My Uncle Bob and Aunt Eleanor once visited the house in Roseville, MI bringing their two Siamese cats with them. My parents come from long lines of ancestors that are not "Cat People". These two female cats -- as cats will -- walked everywhere, including across the table which was set for dinner. My Aunt Eleanor, as a cat person, hardly seemed to notice. She really did not work very hard at evicting them when they trespassed across the kitchen counters and other food preparation areas. My 88 year old mother still shivers at the memory of cats in her kitchen.
However, at one point, the cats seemed to disappear. They became catly quiet. Suddenly, in the middle of dessert, one cat streaked across the dining room, then across the living room headed for the second floor with the second cat bounding up from the basement close behind. A trail of fine black powder streamed in their wake. My mother and her brother were up in a flash trailing the cats upstairs, while the rest of us tried to analyze the forensic evidence left behind.
My mother was screaming at her brother as she came down the steps with a black object held at arm's length. What first looked like a limp and bedraggled mouse was my father's artists charcoal pounce bag. After this episode and the cleaning that followed, the cats were banished to the guest room along with their owners.

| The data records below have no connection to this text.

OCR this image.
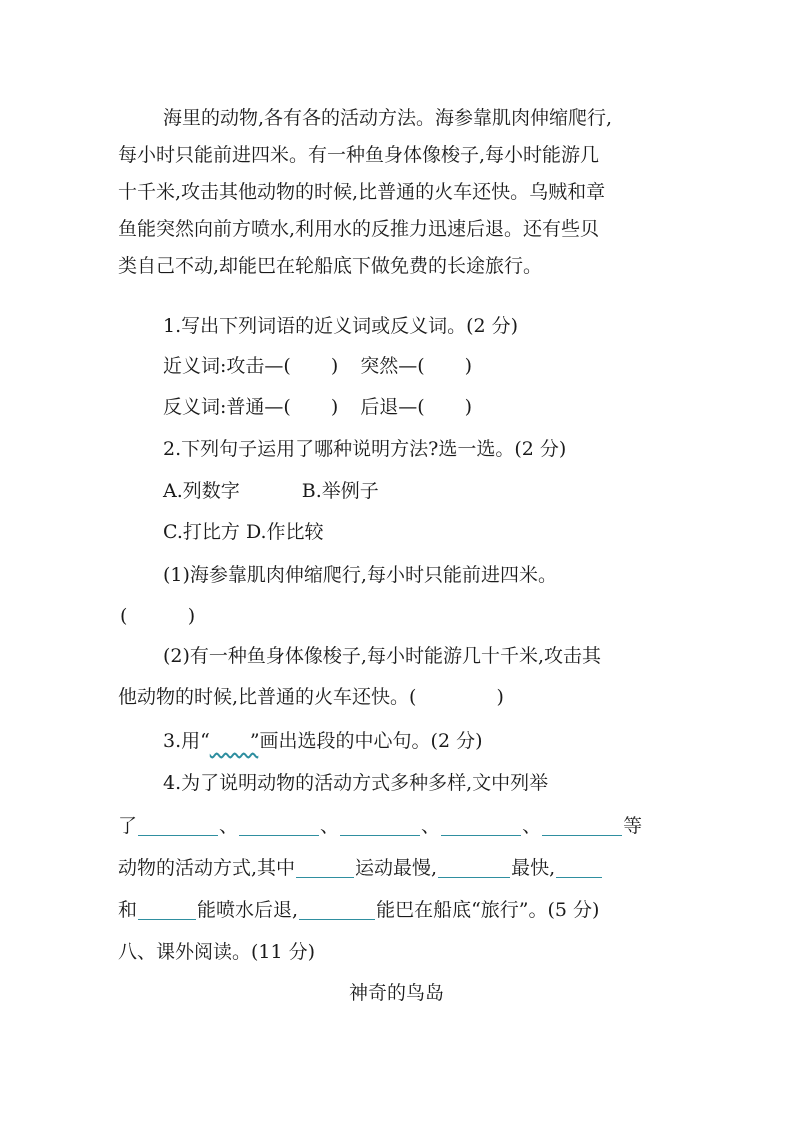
海里的动物,各有各的活动方法。海参靠肌肉伸缩爬行,
每小时只能前进四米。有一种鱼身体像梭子,每小时能游几
十千米,攻击其他动物的时候,比普通的火车还快。乌贼和章
鱼能突然向前方喷水,利用水的反推力迅速后退。还有些贝
类自己不动,却能巴在轮船底下做免费的长途旅行。
1.写出下列词语的近义词或反义词。(2 分)
近义词:攻击—( ) 突然—( )
反义词:普通—( ) 后退—( )
2.下列句子运用了哪种说明方法?选一选。(2 分)
A.列数字	B.举例子
C.打比方 D.作比较
(1)海参靠肌肉伸缩爬行,每小时只能前进四米。
(          )
(2)有一种鱼身体像梭子,每小时能游几十千米,攻击其
他动物的时候,比普通的火车还快。(	)
3.用“ ”画出选段的中心句。(2 分)
4.为了说明动物的活动方式多种多样,文中列举
了	、	、	、	、	等
动物的活动方式,其中	运动最慢,	最快,
和	能喷水后退,	能巴在船底“旅行”。(5 分)
八、课外阅读。(11 分)
神奇的鸟岛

Now, having had close acquaintance with three cats across more than 30 years, I understand perfectly that to a cat, a pounce bag looks like a small critter or at least a great toy. While our "cat-astophes" have not been with pounce bags, we have had to deal with a garage full of feathers (twice) and the finely chewed remains of a purple HP printer box. As I look back, I realize that I am the first in my family to be a true "cat person".